After the highly-anticipated first Federal Reserve interest rate hike of the new tightening cycle finally happened in December, bank investors are hoping that rising rates will begin providing a boost to big bank margins. Here’s a look at how Q4 bank earning season has played out this week and what to expect when it continues next week.
JPMorgan Chase & Co. (NYSE: JPM) announced Q4 EPS of $1.32 on revenue of $23.74 billion, beating consensus estimates of $1.26 and $22.84 billion, respectively. The market wasn’t impressed, however, and the stock is down 3.5 percent this week.
Citigroup Inc (NYSE: C) announced Q4 EPS of $1.06 on revenue of $18.63 billion. Beating consensus estimates of $1.04 and $17.80 billion. Citi’s stock also took a hit this week, down more than 6.5 percent.
Wells Fargo & Co (NYSE: WFC) reported Q4 EPS of $1.03 on $21.58 billion in revenue. The reported EPS beat consensus estimates by a cent, but revenue fell short of consensus predictions of $21.69 billion. The stock is down only 0.7 percent on the week, however.
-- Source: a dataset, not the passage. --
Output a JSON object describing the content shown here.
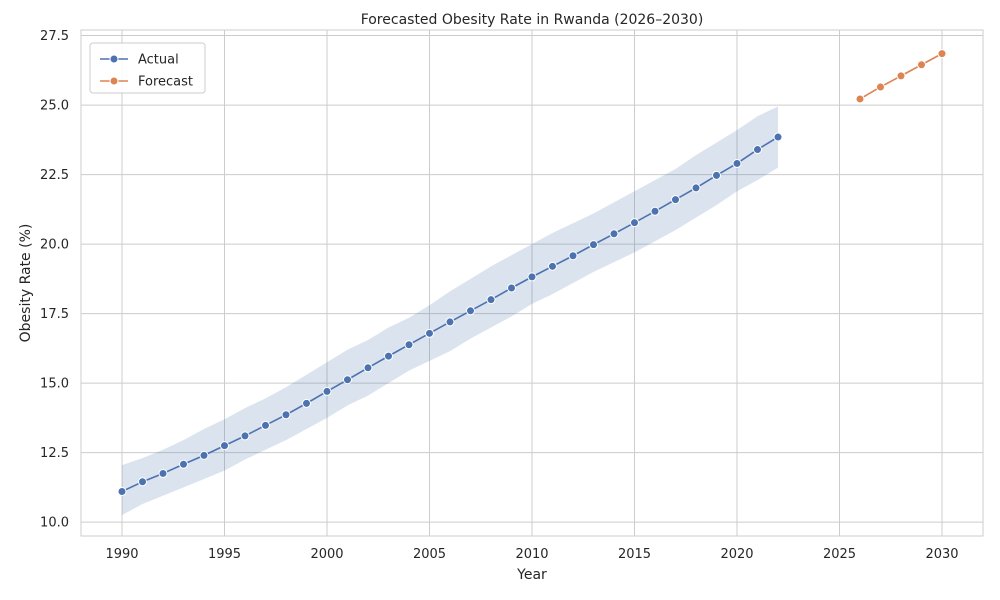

Related Link: What Are Suppliers Saying About Apple's Q4 Demand?
Bank of America Corp (NYSE: BAC) and Morgan Stanley (NYSE: MS) are expected to report on January 19 and Goldman Sachs Group Inc (NYSE: GS) is expected to report on January 20. If the three banks that have already reported are any indication, it will take some big numbers for these banks to impress the market.
Disclosure: the author owns shares of Bank of America.